As someone who struggles with mental illness, I can testify that such a service could be a huge lifesaver. I know that there have been many nights where I lay awake all night, wondering if tonight was the night I would just end it all.

And I am not alone in that state of mind. With my particular illness (Bipolar 2, a type of depression) somewhere between 20 and 30 percent of all people who have it end up killing themselves. It's a terrible disease and the way it tweaks your brain, moving from anxious highs to depressed lows so quickly, it's actually no surprise that about 1 in 4 people with it kill themselves. I've certainly been on the edge of that precipice before.

It seems so ridiculous to people who know me, or who have known me a long time, that I would want to hurt myself. But the mind isn't always rational, and mental illness can be a hell of a thing to overcome. It's even worse when you start factoring in youth (many teens and college age people use Facebook) and bullying (cyber bullying is terrible and can lead to kids sort of ganging up on one kid, emphasizing the bullying).
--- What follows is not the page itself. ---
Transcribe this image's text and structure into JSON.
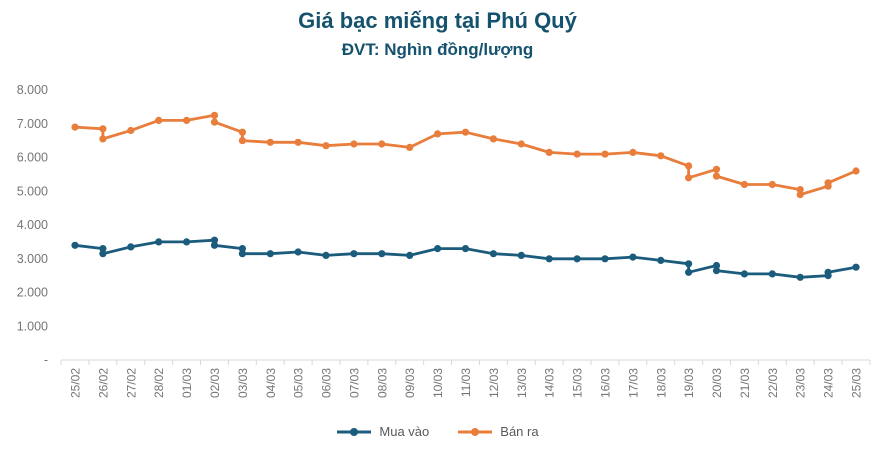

I can remember a few times, reaching out on Facebook to talk to friends, acquaintances — really, anyone I knew who was online — who might keep me focused on something else. I can also remember being a teenager and in college and not having those resources to help me out. I'm not really sure how I got by in those days, beyond smoking a lot of marijuana and taking it one day at a time.

Having a tool like this would have allowed my friends to direct me toward a counselor much sooner. As it turned out, I always found someone to talk to, someone to listen, someone to sort of talk me down from the ledge. But I am blessed with a large group of friends who would probably do just about anything for me, and me, likewise.

It's nice to know that if they're not around, the most-used social networking service now has a way to bring help to people who need it.